Hermkens’ handbuilt figurative and abstract human-animal ceramic figures challenge representations of human bodies; highlighting the ways in particular the female body has been stereotyped through animal mimicry and projections, at the same time elucidating the human tendency to both anthropomorphise and self-identify with animals. The handbuilt elongated vessels with their female figurative designs refer to the social and ritual significance of vessels (carrying water) and how women embody vessel-like qualities as bearers of life. Both sculptures and vessels express the ambiguity and precariousness of being human.
Van Heekeren’s paintings speak to the tragedy of landscape in the face of neglect, and misuse, and suggest a devastating breakdown in human-animal relations. Her collection of paintings and mixed-media works depict animal-like figures, which are neither male nor female.

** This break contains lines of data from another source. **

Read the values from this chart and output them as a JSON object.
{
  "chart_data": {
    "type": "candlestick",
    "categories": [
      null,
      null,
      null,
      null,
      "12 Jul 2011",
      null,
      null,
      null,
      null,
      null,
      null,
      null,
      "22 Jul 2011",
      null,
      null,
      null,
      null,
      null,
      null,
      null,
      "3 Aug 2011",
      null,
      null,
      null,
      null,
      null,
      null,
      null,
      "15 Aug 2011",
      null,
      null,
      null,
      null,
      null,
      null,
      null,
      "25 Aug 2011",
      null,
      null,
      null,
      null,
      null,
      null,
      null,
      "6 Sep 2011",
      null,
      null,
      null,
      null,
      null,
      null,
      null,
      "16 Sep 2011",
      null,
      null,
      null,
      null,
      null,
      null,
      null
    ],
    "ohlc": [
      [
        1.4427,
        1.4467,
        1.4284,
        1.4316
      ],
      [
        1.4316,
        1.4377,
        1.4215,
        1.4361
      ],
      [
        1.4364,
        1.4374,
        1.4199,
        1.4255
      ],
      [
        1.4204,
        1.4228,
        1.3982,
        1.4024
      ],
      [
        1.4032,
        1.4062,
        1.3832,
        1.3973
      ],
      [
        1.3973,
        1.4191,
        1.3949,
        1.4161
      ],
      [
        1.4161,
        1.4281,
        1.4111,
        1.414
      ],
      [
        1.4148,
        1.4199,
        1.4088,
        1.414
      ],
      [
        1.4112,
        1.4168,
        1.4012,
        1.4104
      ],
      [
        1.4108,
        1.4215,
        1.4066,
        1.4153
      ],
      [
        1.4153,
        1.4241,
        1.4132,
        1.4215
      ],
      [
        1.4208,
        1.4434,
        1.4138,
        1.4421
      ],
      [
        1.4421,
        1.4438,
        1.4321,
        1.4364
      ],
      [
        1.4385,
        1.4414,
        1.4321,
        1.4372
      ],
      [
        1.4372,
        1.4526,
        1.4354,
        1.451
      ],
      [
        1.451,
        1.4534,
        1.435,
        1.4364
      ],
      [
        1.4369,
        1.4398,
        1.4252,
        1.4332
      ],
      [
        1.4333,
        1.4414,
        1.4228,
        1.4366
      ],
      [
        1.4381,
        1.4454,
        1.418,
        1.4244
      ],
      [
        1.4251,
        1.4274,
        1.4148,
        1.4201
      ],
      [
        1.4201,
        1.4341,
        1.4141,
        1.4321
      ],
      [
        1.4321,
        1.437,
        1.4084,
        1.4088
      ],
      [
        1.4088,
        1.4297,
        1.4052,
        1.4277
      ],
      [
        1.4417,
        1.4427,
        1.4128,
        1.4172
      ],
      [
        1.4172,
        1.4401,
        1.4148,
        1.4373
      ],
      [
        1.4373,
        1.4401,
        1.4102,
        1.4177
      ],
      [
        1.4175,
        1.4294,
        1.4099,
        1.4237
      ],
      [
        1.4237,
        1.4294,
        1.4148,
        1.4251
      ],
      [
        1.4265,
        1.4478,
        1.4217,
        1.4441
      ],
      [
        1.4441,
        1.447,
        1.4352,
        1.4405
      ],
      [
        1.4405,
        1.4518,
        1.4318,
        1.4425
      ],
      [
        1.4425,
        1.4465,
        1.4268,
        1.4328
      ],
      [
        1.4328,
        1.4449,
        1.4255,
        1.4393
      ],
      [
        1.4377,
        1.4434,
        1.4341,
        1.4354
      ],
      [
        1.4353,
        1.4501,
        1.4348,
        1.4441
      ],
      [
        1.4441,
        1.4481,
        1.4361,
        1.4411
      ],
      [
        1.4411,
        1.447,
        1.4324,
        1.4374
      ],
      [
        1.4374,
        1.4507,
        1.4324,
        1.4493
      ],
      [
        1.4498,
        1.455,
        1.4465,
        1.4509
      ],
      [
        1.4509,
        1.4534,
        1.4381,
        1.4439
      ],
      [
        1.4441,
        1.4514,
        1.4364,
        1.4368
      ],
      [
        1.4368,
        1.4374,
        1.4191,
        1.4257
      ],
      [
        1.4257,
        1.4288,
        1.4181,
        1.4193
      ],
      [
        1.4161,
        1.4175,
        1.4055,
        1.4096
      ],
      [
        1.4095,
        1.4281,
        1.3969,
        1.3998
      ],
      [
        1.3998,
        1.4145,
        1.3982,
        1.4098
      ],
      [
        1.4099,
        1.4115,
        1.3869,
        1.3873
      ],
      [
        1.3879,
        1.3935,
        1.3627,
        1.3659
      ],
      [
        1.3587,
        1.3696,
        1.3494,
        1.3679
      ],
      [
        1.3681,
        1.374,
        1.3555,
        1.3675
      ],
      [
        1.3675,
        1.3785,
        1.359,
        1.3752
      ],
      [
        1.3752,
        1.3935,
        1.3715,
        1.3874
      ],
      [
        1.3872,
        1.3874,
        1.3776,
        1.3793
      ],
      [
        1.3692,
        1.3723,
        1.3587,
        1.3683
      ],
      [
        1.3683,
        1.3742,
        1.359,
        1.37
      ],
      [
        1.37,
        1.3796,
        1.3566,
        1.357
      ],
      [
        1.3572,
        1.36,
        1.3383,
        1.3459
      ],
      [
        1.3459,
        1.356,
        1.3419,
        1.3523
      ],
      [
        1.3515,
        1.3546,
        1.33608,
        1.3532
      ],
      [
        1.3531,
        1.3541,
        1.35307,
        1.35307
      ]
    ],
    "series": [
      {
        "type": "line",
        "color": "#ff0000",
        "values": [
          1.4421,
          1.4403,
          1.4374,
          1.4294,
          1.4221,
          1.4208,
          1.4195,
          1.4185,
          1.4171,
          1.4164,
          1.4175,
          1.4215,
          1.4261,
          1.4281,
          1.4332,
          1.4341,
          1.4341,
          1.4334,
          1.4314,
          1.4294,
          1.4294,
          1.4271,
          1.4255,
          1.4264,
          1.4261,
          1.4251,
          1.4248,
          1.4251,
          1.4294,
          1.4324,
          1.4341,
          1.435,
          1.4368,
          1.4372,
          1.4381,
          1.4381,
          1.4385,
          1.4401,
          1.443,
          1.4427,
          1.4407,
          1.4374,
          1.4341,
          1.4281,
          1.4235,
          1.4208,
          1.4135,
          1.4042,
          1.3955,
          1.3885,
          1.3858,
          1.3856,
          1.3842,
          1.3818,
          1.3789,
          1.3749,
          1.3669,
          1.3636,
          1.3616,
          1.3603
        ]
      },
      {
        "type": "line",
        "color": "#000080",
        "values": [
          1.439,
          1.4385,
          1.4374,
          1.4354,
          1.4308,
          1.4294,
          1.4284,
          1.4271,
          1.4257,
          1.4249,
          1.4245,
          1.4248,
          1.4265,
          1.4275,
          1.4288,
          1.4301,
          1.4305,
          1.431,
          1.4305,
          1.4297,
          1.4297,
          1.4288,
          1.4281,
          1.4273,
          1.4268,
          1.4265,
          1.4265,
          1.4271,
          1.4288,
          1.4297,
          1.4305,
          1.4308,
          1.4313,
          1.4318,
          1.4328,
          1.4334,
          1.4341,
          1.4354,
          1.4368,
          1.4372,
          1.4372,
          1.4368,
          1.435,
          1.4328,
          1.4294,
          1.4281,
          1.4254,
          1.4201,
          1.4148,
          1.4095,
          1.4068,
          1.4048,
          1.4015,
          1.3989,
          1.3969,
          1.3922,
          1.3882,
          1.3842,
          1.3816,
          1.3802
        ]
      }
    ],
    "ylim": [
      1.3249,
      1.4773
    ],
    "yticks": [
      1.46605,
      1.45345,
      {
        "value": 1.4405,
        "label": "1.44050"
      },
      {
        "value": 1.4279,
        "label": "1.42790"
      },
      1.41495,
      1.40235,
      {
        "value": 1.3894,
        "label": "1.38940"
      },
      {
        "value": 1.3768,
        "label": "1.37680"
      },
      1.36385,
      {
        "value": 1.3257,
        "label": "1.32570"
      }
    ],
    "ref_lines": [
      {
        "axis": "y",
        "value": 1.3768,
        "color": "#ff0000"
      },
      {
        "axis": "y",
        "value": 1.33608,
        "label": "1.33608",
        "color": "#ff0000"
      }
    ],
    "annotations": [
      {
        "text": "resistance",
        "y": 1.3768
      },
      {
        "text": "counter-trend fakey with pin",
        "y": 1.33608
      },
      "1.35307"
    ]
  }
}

They are collectively domestic and all are dependent upon their environment. The works imagine shared connections between the land and the beings that inhabit Australian farms. The human/animals take on the colours and forms of the land that is the substance of their making.
The combination of painting and ceramic works highlights the anthropomorphism of the catastrophic NSW drought (paintings), and of human-animal relations in general (sculptures and vessels).